3. Dr Halestrap expresses surprise that the mPTP inhibitors, which were cardioprotective when given at reperfusion,3 also abrogate IPC-induced protection when given before ischemia. Our data suggest a dichotomous role for the mPTP, in which transient mPTP opening before ischemia mediates IPC-induced protection,1 whereas IPC in turn protects by inhibiting mPTP opening at reperfusion.2,3 This scenario echoes the role of reactive oxygen species (ROS) in IPC; ROS produced before ischemia mediate IPC-induced protection,4 whereas ROS produced at reperfusion increase cellular injury, and IPC attenuates ROS production at reperfusion.5
4. Dr Halestrap argues that the mPTP inhibitors abrogated uncoupling-induced protection independent of any effect on the mPTP. We propose that uncoupler-mediated depolarization triggers mPTP opening, as the latter is voltage-sensitive, explaining why uncoupling-induced protection was prevented by mPTP inhibitors.1
The data published in our communication1 argue strongly that transient mPTP opening may act to mediate cardioprotection in response to a variety of preconditioning stimuli.

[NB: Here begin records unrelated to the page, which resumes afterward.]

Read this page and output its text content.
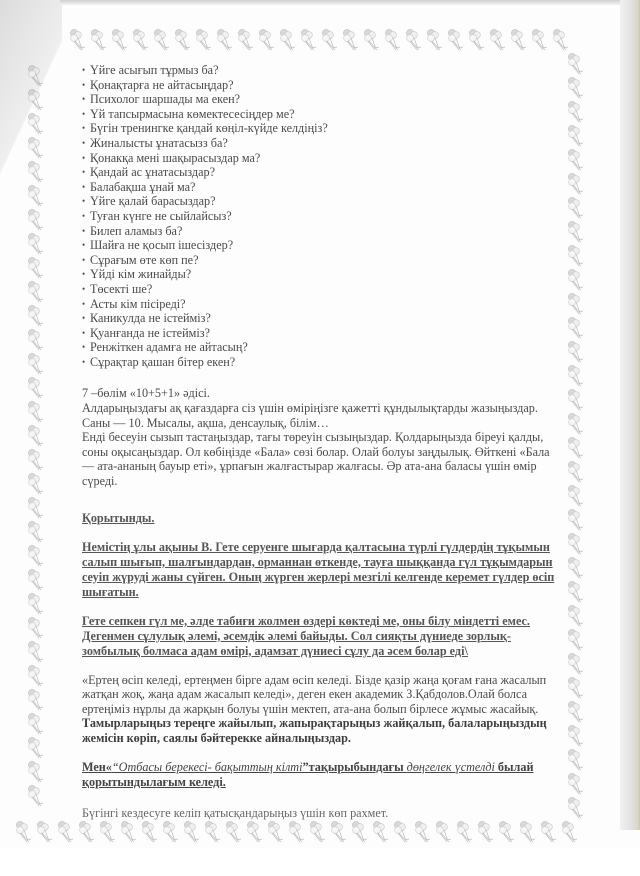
• Үйге асығып тұрмыз ба?
• Қонақтарға не айтасыңдар?
• Психолог шаршады ма екен?
• Үй тапсырмасына көмектесесіңдер ме?
• Бүгін тренингке қандай көңіл-күйде келдіңіз?
• Жиналысты ұнатасызз ба?
• Қонакқа мені шақырасыздар ма?
• Қандай ас ұнатасыздар?
• Балабақша ұнай ма?
• Үйге қалай барасыздар?
• Туған күнге не сыйлайсыз?
• Билеп аламыз ба?
• Шайға не қосып ішесіздер?
• Сұрағым өте көп пе?
• Үйді кім жинайды?
• Төсекті ше?
• Асты кім пісіреді?
• Каникулда не істейміз?
• Қуанғанда не істейміз?
• Ренжіткен адамға не айтасың?
• Сұрақтар қашан бітер екен?
7 –бөлім «10+5+1» әдісі.
Алдарыңыздағы ақ қағаздарға сіз үшін өміріңізге қажетті құндылықтарды жазыңыздар.
Саны — 10. Мысалы, ақша, денсаулық, білім…
Енді бесеуін сызып тастаңыздар, тағы төреуін сызыңыздар. Қолдарыңызда біреуі қалды,
соны оқысаңыздар. Ол көбіңізде «Бала» сөзі болар. Олай болуы заңдылық. Өйткені «Бала
— ата-ананың бауыр еті», ұрпағын жалғастырар жалғасы. Әр ата-ана баласы үшін өмір
сүреді.
Қорытынды.
Немістің ұлы ақыны В. Гете серуенге шығарда қалтасына түрлі гүлдердің тұқымын
салып шығып, шалғындардан, орманнан өткенде, тауға шыққанда гүл тұқымдарын
сеуіп жүруді жаны сүйген. Оның жүрген жерлері мезгілі келгенде керемет гүлдер өсіп
шығатын.
Гете сепкен гүл ме, әлде табиғи жолмен өздері көктеді ме, оны білу міндетті емес.
Дегенмен сұлулық әлемі, әсемдік әлемі байыды. Сол сияқты дүниеде зорлық-
зомбылық болмаса адам өмірі, адамзат дүниесі сұлу да әсем болар еді\
«Ертең өсіп келеді, ертеңмен бірге адам өсіп келеді. Бізде қазір жаңа қоғам ғана жасалып
жатқан жоқ, жаңа адам жасалып келеді», деген екен академик З.Қабдолов.Олай болса
ертеңіміз нұрлы да жарқын болуы үшін мектеп, ата-ана болып бірлесе жұмыс жасайық.
Тамырларыңыз тереңге жайылып, жапырақтарыңыз жайқалып, балаларыңыздың
жемісін көріп, саялы бәйтерекке айналыңыздар.
Мен«“Отбасы берекесі- бақыттың кілті”тақырыбындағы дөңгелек үстелді былай
қорытындылағым келеді.
Бүгінгі кездесуге келіп қатысқандарыңыз үшін көп рахмет.
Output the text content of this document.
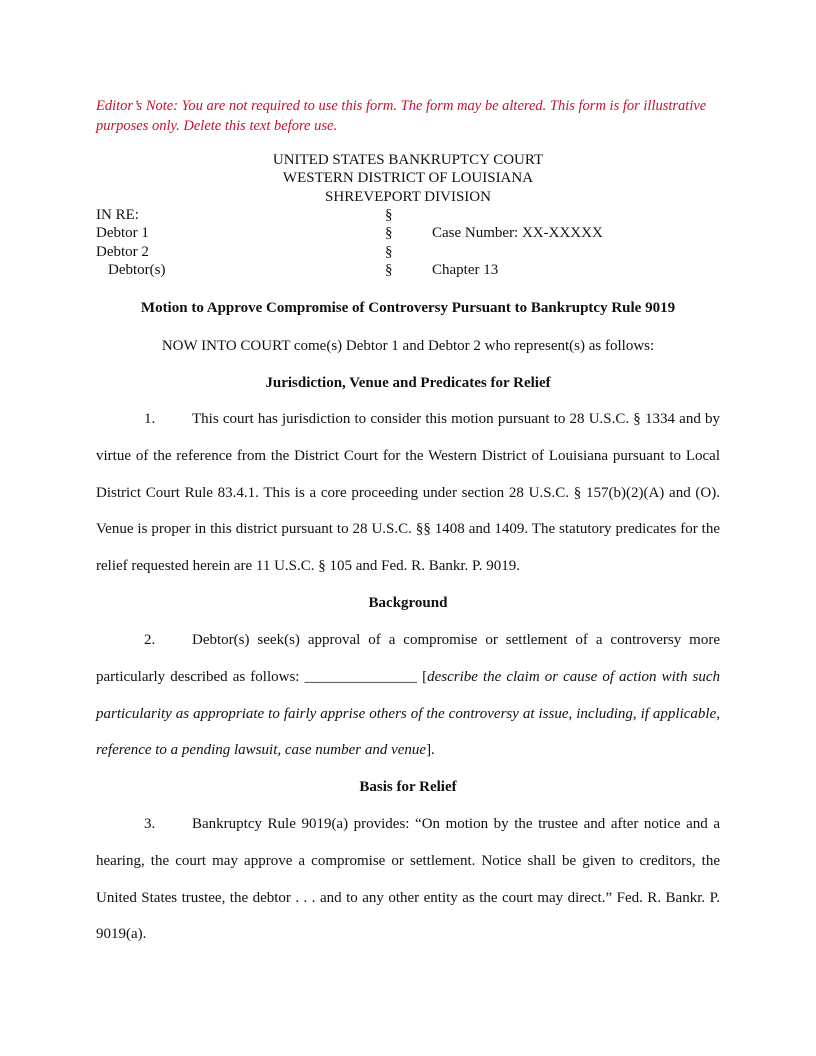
Editor’s Note: You are not required to use this form. The form may be altered. This form is for illustrative purposes only. Delete this text before use.
UNITED STATES BANKRUPTCY COURT
WESTERN DISTRICT OF LOUISIANA
SHREVEPORT DIVISION
IN RE:	§
Debtor 1	§	Case Number: XX-XXXXX
Debtor 2	§
Debtor(s)	§	Chapter 13
Motion to Approve Compromise of Controversy Pursuant to Bankruptcy Rule 9019
NOW INTO COURT come(s) Debtor 1 and Debtor 2 who represent(s) as follows:
Jurisdiction, Venue and Predicates for Relief
1. This court has jurisdiction to consider this motion pursuant to 28 U.S.C. § 1334 and by virtue of the reference from the District Court for the Western District of Louisiana pursuant to Local District Court Rule 83.4.1. This is a core proceeding under section 28 U.S.C. § 157(b)(2)(A) and (O). Venue is proper in this district pursuant to 28 U.S.C. §§ 1408 and 1409. The statutory predicates for the relief requested herein are 11 U.S.C. § 105 and Fed. R. Bankr. P. 9019.
Background
2. Debtor(s) seek(s) approval of a compromise or settlement of a controversy more particularly described as follows: _______________ [describe the claim or cause of action with such particularity as appropriate to fairly apprise others of the controversy at issue, including, if applicable, reference to a pending lawsuit, case number and venue].
Basis for Relief
3. Bankruptcy Rule 9019(a) provides: “On motion by the trustee and after notice and a hearing, the court may approve a compromise or settlement. Notice shall be given to creditors, the United States trustee, the debtor . . . and to any other entity as the court may direct.” Fed. R. Bankr. P. 9019(a).
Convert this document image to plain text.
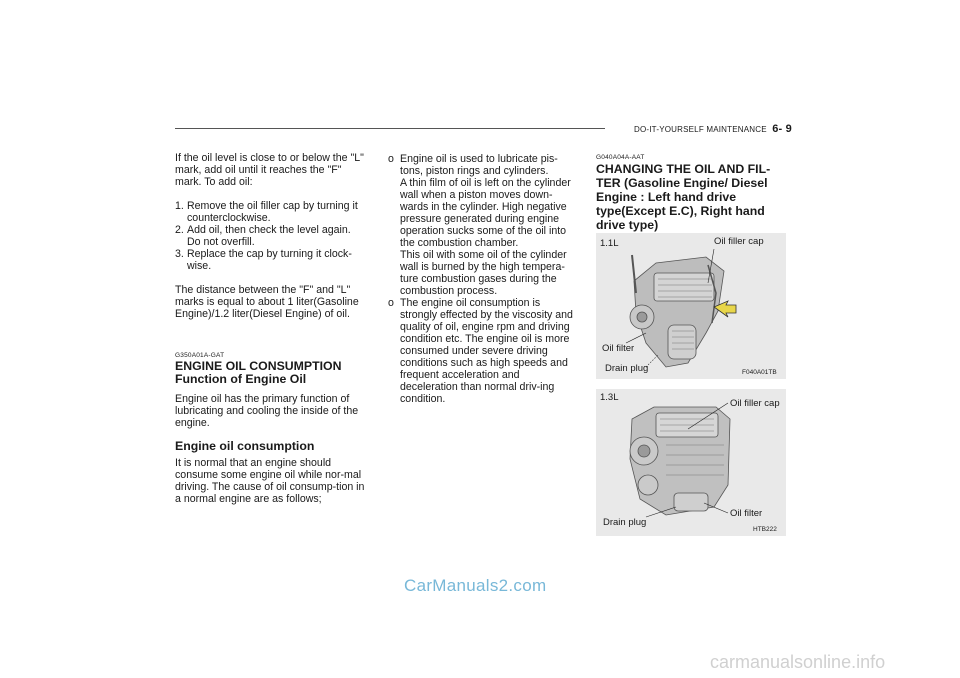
DO-IT-YOURSELF MAINTENANCE 6- 9

If the oil level is close to or below the "L" mark, add oil until it reaches the "F" mark. To add oil:

1. Remove the oil filler cap by turning it counterclockwise.
2. Add oil, then check the level again. Do not overfill.
3. Replace the cap by turning it clock-wise.

The distance between the "F" and "L" marks is equal to about 1 liter(Gasoline Engine)/1.2 liter(Diesel Engine) of oil.

G350A01A-GAT
ENGINE OIL CONSUMPTION
Function of Engine Oil

Engine oil has the primary function of lubricating and cooling the inside of the engine.

Engine oil consumption

It is normal that an engine should consume some engine oil while nor-mal driving. The cause of oil consump-tion in a normal engine are as follows;

o Engine oil is used to lubricate pis-tons, piston rings and cylinders.

A thin film of oil is left on the cylinder wall when a piston moves down-wards in the cylinder. High negative pressure generated during engine operation sucks some of the oil into the combustion chamber.

This oil with some oil of the cylinder wall is burned by the high tempera-ture combustion gases during the combustion process.

o The engine oil consumption is strongly effected by the viscosity and quality of oil, engine rpm and driving condition etc. The engine oil is more consumed under severe driving conditions such as high speeds and frequent acceleration and deceleration than normal driv-ing condition.

G040A04A-AAT
CHANGING THE OIL AND FIL-TER (Gasoline Engine/ Diesel Engine : Left hand drive type(Except E.C), Right hand drive type)
1.1L	Oil filler cap
Oil filter
Drain plug	F040A01TB
1.3L
Oil filler cap
Oil filter
Drain plug
HTB222
CarManuals2.com
carmanualsonline.info
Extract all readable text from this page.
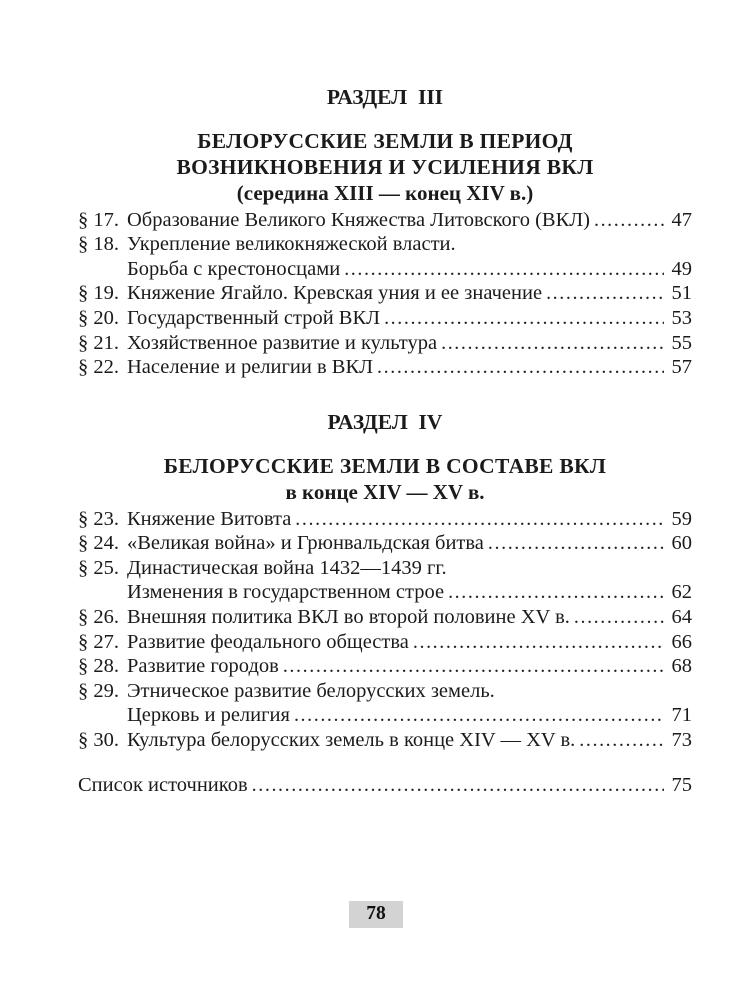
РАЗДЕЛ  III
БЕЛОРУССКИЕ ЗЕМЛИ В ПЕРИОД
ВОЗНИКНОВЕНИЯ И УСИЛЕНИЯ ВКЛ
(середина XIII — конец XIV в.)
§ 17. Образование Великого Княжества Литовского (ВКЛ) .....	47
§ 18. Укрепление великокняжеской власти.
Борьба с крестоносцами .....	49
§ 19. Княжение Ягайло. Кревская уния и ее значение .....	51
§ 20. Государственный строй ВКЛ .....	53
§ 21. Хозяйственное развитие и культура .....	55
§ 22. Население и религии в ВКЛ .....	57
РАЗДЕЛ  IV
БЕЛОРУССКИЕ ЗЕМЛИ В СОСТАВЕ ВКЛ
в конце XIV — XV в.
§ 23. Княжение Витовта .....	59
§ 24. «Великая война» и Грюнвальдская битва .....	60
§ 25. Династическая война 1432—1439 гг.
Изменения в государственном строе .....	62
§ 26. Внешняя политика ВКЛ во второй половине XV в. .....	64
§ 27. Развитие феодального общества .....	66
§ 28. Развитие городов .....	68
§ 29. Этническое развитие белорусских земель.
Церковь и религия .....	71
§ 30. Культура белорусских земель в конце XIV — XV в. .....	73
Список источников .....	75
78
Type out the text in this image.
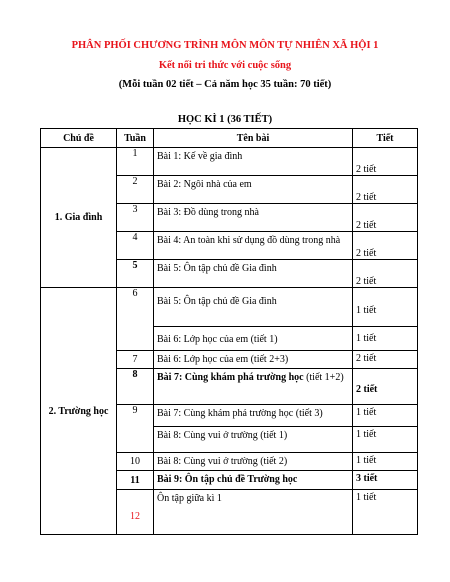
PHÂN PHỐI CHƯƠNG TRÌNH MÔN MÔN TỰ NHIÊN XÃ HỘI 1
Kết nối tri thức với cuộc sống
(Mỗi tuần 02 tiết – Cả năm học 35 tuần: 70 tiết)
HỌC KÌ 1 (36 TIẾT)
Chủ đề	Tuần	Tên bài	Tiết
1. Gia đình	1	Bài 1: Kế về gia đình	2 tiết
	2	Bài 2: Ngôi nhà của em	2 tiết
	3	Bài 3: Đồ dùng trong nhà	2 tiết
	4	Bài 4: An toàn khi sử dụng đồ dùng trong nhà	2 tiết
	5	Bài 5: Ôn tập chủ đề Gia đình	2 tiết
2. Trường học	6	Bài 5: Ôn tập chủ đề Gia đình	1 tiết
		Bài 6: Lớp học của em (tiết 1)	1 tiết
	7	Bài 6: Lớp học của em (tiết 2+3)	2 tiết
	8	Bài 7: Cùng khám phá trường học (tiết 1+2)	2 tiết
	9	Bài 7: Cùng khám phá trường học (tiết 3)	1 tiết
		Bài 8: Cùng vui ở trường (tiết 1)	1 tiết
	10	Bài 8: Cùng vui ở trường (tiết 2)	1 tiết
	11	Bài 9: Ôn tập chủ đề Trường học	3 tiết
	12	Ôn tập giữa kì 1	1 tiết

Hausenloy D, Wynne A, Duchen M, et al. Transient mitochondrial permeability transition pore opening mediates preconditioning-induced protection. Circulation. 2004; 109: 1714–1717.
Hausenloy DJ, Maddock HL, Baxter GF, et al. Inhibiting mitochondrial permeability transition pore opening: a new paradigm for myocardial preconditioning? Cardiovasc Res. 2002; 55: 534–543.
Vanden Hoek TL, Becker LB, Shao Z, et al. Reactive oxygen species released from mitochondria during brief hypoxia induce preconditioning in cardiomyocytes. J Biol Chem. 1998; 273: 18092–18098.
Vanden Hoek T, Becker LB, Shao ZH, et al. Preconditioning in cardiomyocytes protects by attenuating oxidant stress at reperfusion. Circ Res. 2000; 86: 541–548.